The recipe, Asiah’s Eggplant Curry, is from James Oseland’s wonderful book on the cuisine of Singapore, Malaysia and Indonesia “The Cradle of Flavor“. If you are a fan of southeast Asian cuisine, then this book is a must. The prose is well composed and the chapters make for a great read about the area, it’s people, ingredients and of course recipes. Everything I have tried has been excellent including the best satays ever (which are NOT Thai BTW). For more information, back on egullet.org the members went through the whole book and cooked every single recipe. I contributed one or two myself. You can find that thread by clicking here.
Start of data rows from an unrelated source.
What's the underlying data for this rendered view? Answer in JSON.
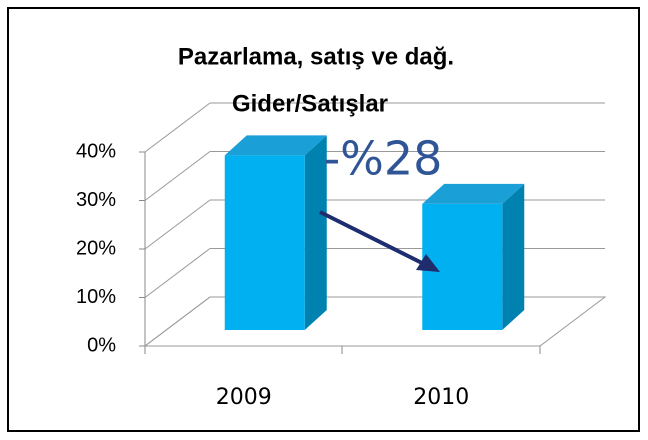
{
  "chart_data": {
    "type": "bar3d",
    "title": [
      "Pazarlama, satış ve dağ.",
      "Gider/Satışlar"
    ],
    "categories": [
      "2009",
      "2010"
    ],
    "values": [
      36,
      26
    ],
    "color": "#00b0f0",
    "ylim": [
      0,
      40
    ],
    "yticks": [
      {
        "value": 0,
        "label": "0%"
      },
      {
        "value": 10,
        "label": "10%"
      },
      {
        "value": 20,
        "label": "20%"
      },
      {
        "value": 30,
        "label": "30%"
      },
      {
        "value": 40,
        "label": "40%"
      }
    ],
    "grid": true,
    "annotation": "-%28"
  }
}
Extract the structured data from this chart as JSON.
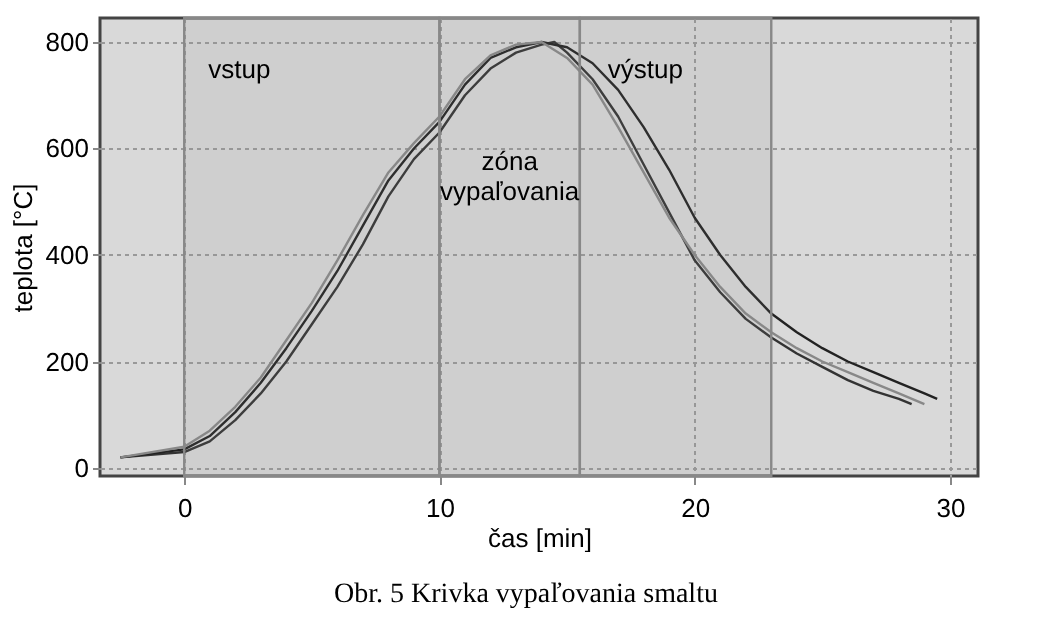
{
  "chart_data": {
    "type": "line",
    "xlabel": "čas [min]",
    "ylabel": "teplota [°C]",
    "x": [
      -2.5,
      0,
      1,
      2,
      3,
      4,
      5,
      6,
      7,
      8,
      9,
      10,
      11,
      12,
      13,
      14,
      14.5,
      15,
      16,
      17,
      18,
      19,
      20,
      21,
      22,
      23,
      24,
      25,
      26,
      27,
      28,
      28.5
    ],
    "series": [
      {
        "color": "#333333",
        "values": [
          20,
          30,
          50,
          90,
          140,
          200,
          270,
          340,
          420,
          510,
          580,
          630,
          700,
          750,
          780,
          795,
          800,
          780,
          730,
          660,
          570,
          480,
          390,
          330,
          280,
          245,
          215,
          190,
          165,
          145,
          130,
          120
        ]
      },
      {
        "color": "#222222",
        "x": [
          -2.5,
          0,
          1,
          2,
          3,
          4,
          5,
          6,
          7,
          8,
          9,
          10,
          11,
          12,
          13,
          14,
          15,
          16,
          17,
          18,
          19,
          20,
          21,
          22,
          23,
          24,
          25,
          26,
          27,
          28,
          29,
          29.5
        ],
        "values": [
          20,
          35,
          60,
          105,
          160,
          225,
          295,
          370,
          455,
          540,
          600,
          650,
          720,
          770,
          790,
          800,
          790,
          760,
          710,
          640,
          560,
          470,
          400,
          340,
          290,
          255,
          225,
          200,
          180,
          160,
          140,
          130
        ]
      },
      {
        "color": "#888888",
        "x": [
          -2.5,
          0,
          1,
          2,
          3,
          4,
          5,
          6,
          7,
          8,
          9,
          10,
          11,
          12,
          13,
          14,
          15,
          16,
          17,
          18,
          19,
          20,
          21,
          22,
          23,
          24,
          25,
          26,
          27,
          28,
          29
        ],
        "values": [
          20,
          40,
          70,
          115,
          170,
          240,
          310,
          390,
          475,
          555,
          610,
          660,
          730,
          775,
          795,
          800,
          770,
          720,
          640,
          555,
          470,
          400,
          340,
          290,
          255,
          225,
          200,
          180,
          160,
          140,
          120
        ]
      }
    ],
    "xlim": [
      -3.3,
      31.1
    ],
    "xticks": [
      0,
      10,
      20,
      30
    ],
    "ylim": [
      -15,
      845
    ],
    "yticks": [
      0,
      200,
      400,
      600,
      800
    ],
    "grid": true,
    "line_style": "solid",
    "marker": "none",
    "bands": [
      {
        "axis": "x",
        "from": 0,
        "to": 10,
        "label": "vstup",
        "color": "#888888"
      },
      {
        "axis": "x",
        "from": 10,
        "to": 15.5,
        "label": "zóna vypaľovania",
        "color": "#888888"
      },
      {
        "axis": "x",
        "from": 15.5,
        "to": 23,
        "label": "výstup",
        "color": "#888888"
      }
    ],
    "annotations": [
      "Obr. 5 Krivka vypaľovania smaltu"
    ]
  }
}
The trickiest step in the recipe is frying the eggplant, other than that it is a quick weeknight dinner. I suppose you can bake them, but I bet they won’t be as luscious. So, the eggplant is rubbed with turmeric and fried. Then it is cooked in a mixture of coconut milk (I don’t think I’ve had a coconut milk based dish that I’ve hated either), shallots, garlic, cinnamon, anise, coriander seeds and tamarind pulp. The taste clearly reflects an Indian influence with the assertive use of spice.
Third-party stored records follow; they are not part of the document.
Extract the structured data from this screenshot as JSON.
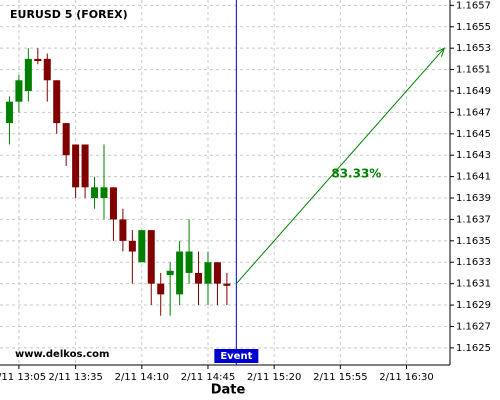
{
  "chart_data": {
    "type": "candlestick",
    "title": "EURUSD 5 (FOREX)",
    "xlabel": "Date",
    "watermark": "www.delkos.com",
    "up_color": "#008000",
    "down_color": "#800000",
    "grid": true,
    "xlim": [
      775,
      1013
    ],
    "ylim": [
      1.16234,
      1.16575
    ],
    "xticks": [
      {
        "value": 785,
        "label": "2/11 13:05"
      },
      {
        "value": 815,
        "label": "2/11 13:35"
      },
      {
        "value": 850,
        "label": "2/11 14:10"
      },
      {
        "value": 885,
        "label": "2/11 14:45"
      },
      {
        "value": 920,
        "label": "2/11 15:20"
      },
      {
        "value": 955,
        "label": "2/11 15:55"
      },
      {
        "value": 990,
        "label": "2/11 16:30"
      }
    ],
    "yticks": [
      1.1625,
      1.1627,
      1.1629,
      1.1631,
      1.1633,
      1.1635,
      1.1637,
      1.1639,
      1.1641,
      1.1643,
      1.1645,
      1.1647,
      1.1649,
      1.1651,
      1.1653,
      1.1655,
      1.1657
    ],
    "x": [
      780,
      785,
      790,
      795,
      800,
      805,
      810,
      815,
      820,
      825,
      830,
      835,
      840,
      845,
      850,
      855,
      860,
      865,
      870,
      875,
      880,
      885,
      890,
      895
    ],
    "open": [
      1.1646,
      1.1648,
      1.1649,
      1.1652,
      1.1652,
      1.165,
      1.1646,
      1.1644,
      1.1644,
      1.1639,
      1.1639,
      1.164,
      1.1637,
      1.1635,
      1.1633,
      1.1636,
      1.1631,
      1.16318,
      1.163,
      1.1632,
      1.1632,
      1.1631,
      1.1633,
      1.1631
    ],
    "high": [
      1.16485,
      1.16505,
      1.1653,
      1.1653,
      1.16525,
      1.165,
      1.1646,
      1.1644,
      1.1644,
      1.1641,
      1.1644,
      1.164,
      1.1638,
      1.1636,
      1.1636,
      1.1636,
      1.1632,
      1.1633,
      1.1635,
      1.1637,
      1.1634,
      1.1634,
      1.1633,
      1.1632
    ],
    "low": [
      1.1644,
      1.1647,
      1.1648,
      1.16515,
      1.1648,
      1.1645,
      1.1642,
      1.1639,
      1.1639,
      1.1638,
      1.1637,
      1.1635,
      1.1634,
      1.1631,
      1.1633,
      1.1629,
      1.1628,
      1.1628,
      1.1629,
      1.1631,
      1.1629,
      1.1629,
      1.1629,
      1.1629
    ],
    "close": [
      1.1648,
      1.165,
      1.1652,
      1.16518,
      1.165,
      1.1646,
      1.1643,
      1.164,
      1.164,
      1.164,
      1.164,
      1.1637,
      1.1635,
      1.1634,
      1.1636,
      1.1631,
      1.163,
      1.16322,
      1.1634,
      1.1634,
      1.1631,
      1.1633,
      1.1631,
      1.16308
    ],
    "event": {
      "label": "Event",
      "x": 900,
      "color": "#0000cc"
    },
    "projection": {
      "label": "83.33%",
      "x": [
        900,
        1010
      ],
      "y": [
        1.1631,
        1.1653
      ],
      "color": "#008000"
    }
  }
}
To serve with it, I made another one of the recipes in the book. A simple carrot, shallot and cucumber pickle (Javanese Cucumber and Carrot Pickle). The vegetables are sliced finely on the mandolin and quick pickled using salt, boiling water and vinegar. It’s a refreshing cross between a pickle and a salad. Of course there was also a dollop of sambal and steamed rice. I normally would’ve made jasmine rice, but I had a lot of regular rice already made from last night and did not want to waste it.
Thursday, June 12, 2008
A year or so ago Ratatouille was just another obscure French dish and very few would recognize what it is and what it is made of. Now, thanks to the lovely Pixar film of the same name, even my 5-year old knows that it’s a vegetables stew. The word stew immediately brings to mind winter months and tough cuts of meat braised for hours in the oven in wine and aromatics. Stews are comfort foods, rib sticking and ‘hearty’. Well, at least for me, that’s what the word stew implies.
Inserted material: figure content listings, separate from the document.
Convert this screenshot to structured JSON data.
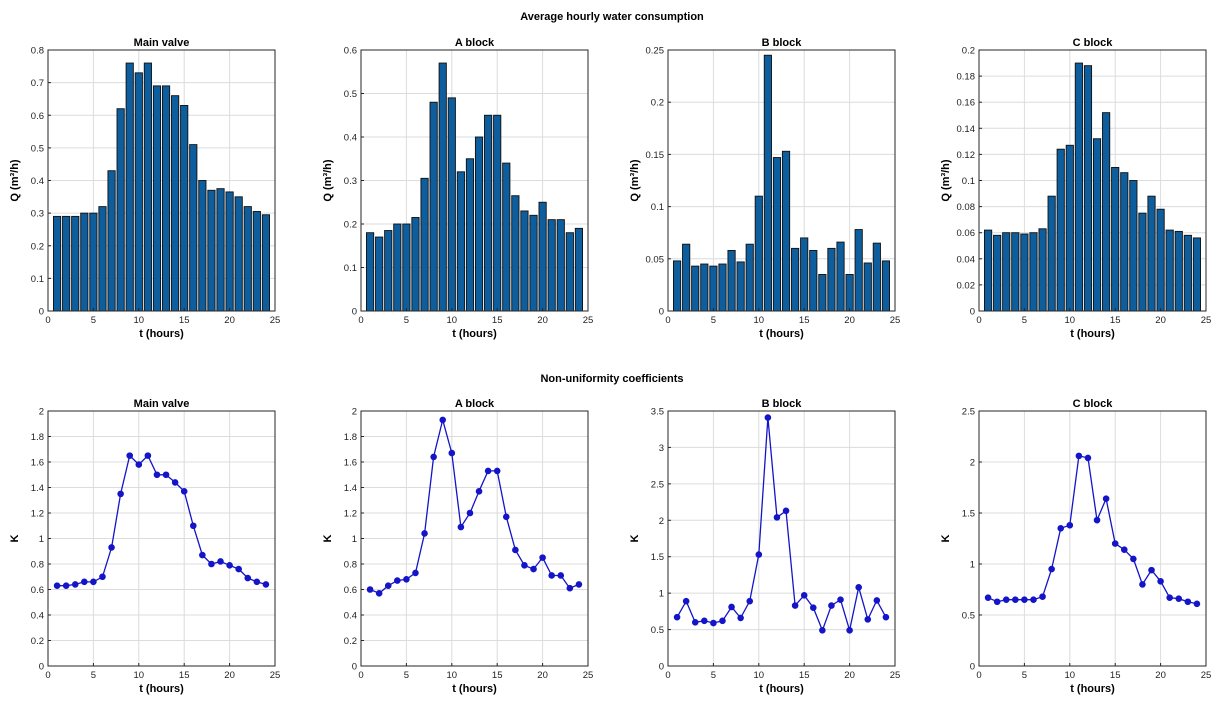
{
  "titles": {
    "top": "Average hourly water consumption",
    "bottom": "Non-uniformity coefficients"
  },
  "colors": {
    "bar": "#0e5d9c",
    "line": "#1414c8"
  },
  "chart_data": [
    {
      "type": "bar",
      "title": "Main valve",
      "xlabel": "t (hours)",
      "ylabel": "Q (m³/h)",
      "xlim": [
        0,
        25
      ],
      "ylim": [
        0,
        0.8
      ],
      "grid": true,
      "xticks": [
        0,
        5,
        10,
        15,
        20,
        25
      ],
      "yticks": [
        0,
        0.1,
        0.2,
        0.3,
        0.4,
        0.5,
        0.6,
        0.7,
        0.8
      ],
      "ytick_labels": [
        "0",
        "0.1",
        "0.2",
        "0.3",
        "0.4",
        "0.5",
        "0.6",
        "0.7",
        "0.8"
      ],
      "x": [
        1,
        2,
        3,
        4,
        5,
        6,
        7,
        8,
        9,
        10,
        11,
        12,
        13,
        14,
        15,
        16,
        17,
        18,
        19,
        20,
        21,
        22,
        23,
        24
      ],
      "values": [
        0.29,
        0.29,
        0.29,
        0.3,
        0.3,
        0.32,
        0.43,
        0.62,
        0.76,
        0.73,
        0.76,
        0.69,
        0.69,
        0.66,
        0.63,
        0.51,
        0.4,
        0.37,
        0.375,
        0.365,
        0.35,
        0.32,
        0.305,
        0.295
      ]
    },
    {
      "type": "bar",
      "title": "A block",
      "xlabel": "t (hours)",
      "ylabel": "Q (m³/h)",
      "xlim": [
        0,
        25
      ],
      "ylim": [
        0,
        0.6
      ],
      "grid": true,
      "xticks": [
        0,
        5,
        10,
        15,
        20,
        25
      ],
      "yticks": [
        0,
        0.1,
        0.2,
        0.3,
        0.4,
        0.5,
        0.6
      ],
      "ytick_labels": [
        "0",
        "0.1",
        "0.2",
        "0.3",
        "0.4",
        "0.5",
        "0.6"
      ],
      "x": [
        1,
        2,
        3,
        4,
        5,
        6,
        7,
        8,
        9,
        10,
        11,
        12,
        13,
        14,
        15,
        16,
        17,
        18,
        19,
        20,
        21,
        22,
        23,
        24
      ],
      "values": [
        0.18,
        0.17,
        0.185,
        0.2,
        0.2,
        0.215,
        0.305,
        0.48,
        0.57,
        0.49,
        0.32,
        0.35,
        0.4,
        0.45,
        0.45,
        0.34,
        0.265,
        0.23,
        0.22,
        0.25,
        0.21,
        0.21,
        0.18,
        0.19
      ]
    },
    {
      "type": "bar",
      "title": "B block",
      "xlabel": "t (hours)",
      "ylabel": "Q (m³/h)",
      "xlim": [
        0,
        25
      ],
      "ylim": [
        0,
        0.25
      ],
      "grid": true,
      "xticks": [
        0,
        5,
        10,
        15,
        20,
        25
      ],
      "yticks": [
        0,
        0.05,
        0.1,
        0.15,
        0.2,
        0.25
      ],
      "ytick_labels": [
        "0",
        "0.05",
        "0.1",
        "0.15",
        "0.2",
        "0.25"
      ],
      "x": [
        1,
        2,
        3,
        4,
        5,
        6,
        7,
        8,
        9,
        10,
        11,
        12,
        13,
        14,
        15,
        16,
        17,
        18,
        19,
        20,
        21,
        22,
        23,
        24
      ],
      "values": [
        0.048,
        0.064,
        0.043,
        0.045,
        0.043,
        0.045,
        0.058,
        0.047,
        0.064,
        0.11,
        0.245,
        0.147,
        0.153,
        0.06,
        0.07,
        0.058,
        0.035,
        0.06,
        0.066,
        0.035,
        0.078,
        0.046,
        0.065,
        0.048
      ]
    },
    {
      "type": "bar",
      "title": "C block",
      "xlabel": "t (hours)",
      "ylabel": "Q (m³/h)",
      "xlim": [
        0,
        25
      ],
      "ylim": [
        0,
        0.2
      ],
      "grid": true,
      "xticks": [
        0,
        5,
        10,
        15,
        20,
        25
      ],
      "yticks": [
        0,
        0.02,
        0.04,
        0.06,
        0.08,
        0.1,
        0.12,
        0.14,
        0.16,
        0.18,
        0.2
      ],
      "ytick_labels": [
        "0",
        "0.02",
        "0.04",
        "0.06",
        "0.08",
        "0.1",
        "0.12",
        "0.14",
        "0.16",
        "0.18",
        "0.2"
      ],
      "x": [
        1,
        2,
        3,
        4,
        5,
        6,
        7,
        8,
        9,
        10,
        11,
        12,
        13,
        14,
        15,
        16,
        17,
        18,
        19,
        20,
        21,
        22,
        23,
        24
      ],
      "values": [
        0.062,
        0.058,
        0.06,
        0.06,
        0.059,
        0.06,
        0.063,
        0.088,
        0.124,
        0.127,
        0.19,
        0.188,
        0.132,
        0.152,
        0.11,
        0.106,
        0.1,
        0.075,
        0.088,
        0.078,
        0.062,
        0.061,
        0.058,
        0.056
      ]
    },
    {
      "type": "line",
      "title": "Main valve",
      "xlabel": "t (hours)",
      "ylabel": "K",
      "xlim": [
        0,
        25
      ],
      "ylim": [
        0,
        2
      ],
      "grid": true,
      "xticks": [
        0,
        5,
        10,
        15,
        20,
        25
      ],
      "yticks": [
        0,
        0.2,
        0.4,
        0.6,
        0.8,
        1.0,
        1.2,
        1.4,
        1.6,
        1.8,
        2.0
      ],
      "ytick_labels": [
        "0",
        "0.2",
        "0.4",
        "0.6",
        "0.8",
        "1",
        "1.2",
        "1.4",
        "1.6",
        "1.8",
        "2"
      ],
      "x": [
        1,
        2,
        3,
        4,
        5,
        6,
        7,
        8,
        9,
        10,
        11,
        12,
        13,
        14,
        15,
        16,
        17,
        18,
        19,
        20,
        21,
        22,
        23,
        24
      ],
      "values": [
        0.63,
        0.63,
        0.64,
        0.66,
        0.66,
        0.7,
        0.93,
        1.35,
        1.65,
        1.58,
        1.65,
        1.5,
        1.5,
        1.44,
        1.37,
        1.1,
        0.87,
        0.8,
        0.82,
        0.79,
        0.76,
        0.69,
        0.66,
        0.64
      ]
    },
    {
      "type": "line",
      "title": "A block",
      "xlabel": "t (hours)",
      "ylabel": "K",
      "xlim": [
        0,
        25
      ],
      "ylim": [
        0,
        2
      ],
      "grid": true,
      "xticks": [
        0,
        5,
        10,
        15,
        20,
        25
      ],
      "yticks": [
        0,
        0.2,
        0.4,
        0.6,
        0.8,
        1.0,
        1.2,
        1.4,
        1.6,
        1.8,
        2.0
      ],
      "ytick_labels": [
        "0",
        "0.2",
        "0.4",
        "0.6",
        "0.8",
        "1",
        "1.2",
        "1.4",
        "1.6",
        "1.8",
        "2"
      ],
      "x": [
        1,
        2,
        3,
        4,
        5,
        6,
        7,
        8,
        9,
        10,
        11,
        12,
        13,
        14,
        15,
        16,
        17,
        18,
        19,
        20,
        21,
        22,
        23,
        24
      ],
      "values": [
        0.6,
        0.57,
        0.63,
        0.67,
        0.68,
        0.73,
        1.04,
        1.64,
        1.93,
        1.67,
        1.09,
        1.2,
        1.37,
        1.53,
        1.53,
        1.17,
        0.91,
        0.79,
        0.76,
        0.85,
        0.71,
        0.71,
        0.61,
        0.64
      ]
    },
    {
      "type": "line",
      "title": "B block",
      "xlabel": "t (hours)",
      "ylabel": "K",
      "xlim": [
        0,
        25
      ],
      "ylim": [
        0,
        3.5
      ],
      "grid": true,
      "xticks": [
        0,
        5,
        10,
        15,
        20,
        25
      ],
      "yticks": [
        0,
        0.5,
        1.0,
        1.5,
        2.0,
        2.5,
        3.0,
        3.5
      ],
      "ytick_labels": [
        "0",
        "0.5",
        "1",
        "1.5",
        "2",
        "2.5",
        "3",
        "3.5"
      ],
      "x": [
        1,
        2,
        3,
        4,
        5,
        6,
        7,
        8,
        9,
        10,
        11,
        12,
        13,
        14,
        15,
        16,
        17,
        18,
        19,
        20,
        21,
        22,
        23,
        24
      ],
      "values": [
        0.67,
        0.89,
        0.6,
        0.62,
        0.59,
        0.62,
        0.81,
        0.66,
        0.89,
        1.53,
        3.41,
        2.04,
        2.13,
        0.83,
        0.97,
        0.8,
        0.49,
        0.83,
        0.91,
        0.49,
        1.08,
        0.64,
        0.9,
        0.67
      ]
    },
    {
      "type": "line",
      "title": "C block",
      "xlabel": "t (hours)",
      "ylabel": "K",
      "xlim": [
        0,
        25
      ],
      "ylim": [
        0,
        2.5
      ],
      "grid": true,
      "xticks": [
        0,
        5,
        10,
        15,
        20,
        25
      ],
      "yticks": [
        0,
        0.5,
        1.0,
        1.5,
        2.0,
        2.5
      ],
      "ytick_labels": [
        "0",
        "0.5",
        "1",
        "1.5",
        "2",
        "2.5"
      ],
      "x": [
        1,
        2,
        3,
        4,
        5,
        6,
        7,
        8,
        9,
        10,
        11,
        12,
        13,
        14,
        15,
        16,
        17,
        18,
        19,
        20,
        21,
        22,
        23,
        24
      ],
      "values": [
        0.67,
        0.63,
        0.65,
        0.65,
        0.65,
        0.65,
        0.68,
        0.95,
        1.35,
        1.38,
        2.06,
        2.04,
        1.43,
        1.64,
        1.2,
        1.14,
        1.05,
        0.8,
        0.94,
        0.83,
        0.67,
        0.66,
        0.63,
        0.61
      ]
    }
  ]
}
Not Ratatouille though! It is cooked for a long time and it does contain white wine and aromatics, but it is first of all completely vegetarian. It is also summery, using those emblematic summer vegetables (zucchini, eggplant, peppers and tomatoes). Last but not least, it is light and the only fat in there is olive oil. While it tastes fantastic the minute is ready, Ratatouille, like any stew worth its cooking wine is much better the next day. So, I made this the night before and gently reheated it for dinner on Thursday.
The recipe I used is another winning one from Paula wolfert’st “Mediterranean Grains and Greens” with some alteration to reduce the amount of olive oil (not cheap) and to save me some time and effort since I was cooking on a Wednesday night. My main deviation from her recipe is the prep that goes into the zucchini and eggplant. I skipped the step where they are salted and allowed to rest and I also did not deep-fry them in olive oil. Instead I tossed them with some olive oil and roasted at 450F in the oven until nice and browned, but not mushy. These are then cooked long and slow with herbs, lots of tomatoes, bell peppers and onions and a cup or so of white wine.
To serve it I made brown rice. The best way to make brown rice is to cook it in the oven. Alton Brown has a good recipe for that. It yields a soft and fluffy rice instead of a hard or gluey mess that you sometimes get when cooking brown rice. This can easily be eaten as is or with some crusty country bread.